The commentary noted that Breckenridge Long had failed to mention Minor v Happersett, and therefore the Minor v Happersett case is irrelevant or trivial or something.
As I was reading through the article, I thought to myself, whoever wrote this has less reasoning skills than a monkey with their hand caught in a jar. I looked up the author's name. It was "Squeeke Frome", one of the silliest people i've ever encountered on Free Republic. (Now banned, and for good reason. She was a crackpot of the first order. )
The point is, you can't read too much in the absence of information. A failure to mention something does not preclude it's involvement.
As I mentioned before regarding language, the important aspect is the principle involved, not the language or in this case, the name of the guy who first thought of it. (Actually, Aristotle beat Vattel by thousands of years.)

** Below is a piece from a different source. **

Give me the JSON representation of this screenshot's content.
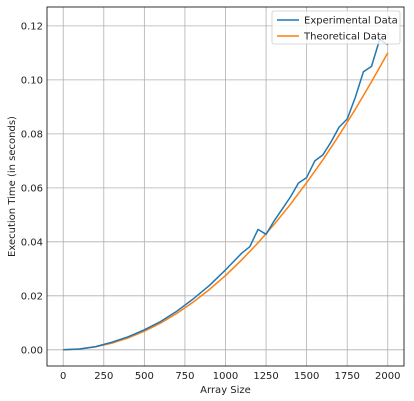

Several other court cases use the Vattel definition but do not reference the name Vattel, or "law of nations." If it was regarded as American Common law (and Breckenridge Long seemed to think it was) then he didn't need to note it's origin.
Breckenridge Long asserts the citizenship principle of Vattel, whether he mentions the name or not.
Same thing with Madison. (See case of James McClure.)
Long was a Democrat, a partisan with political ambitions of his own. His motives for raising questions about the eligibility of the Republican nominee in an election year are probably no more complicated than that. But, then, maybe partisanship is the only reason that anyone has ever become interested in this NBC issue. ;-)
Believing as I do that the NBC standard is a constitutional standard to be applied by constitutionally-selected electors free from any interference by our national judicial or legislative branches, I don't look to the Congress or to the federal courts for authoritative guidance as to the precise meaning of the standard. The Supreme Court has never even considered overruling the decisions of electors. For good reasons, the justices limit their participation to just showing up for the inaugural celebrations and helping with the oaths of office.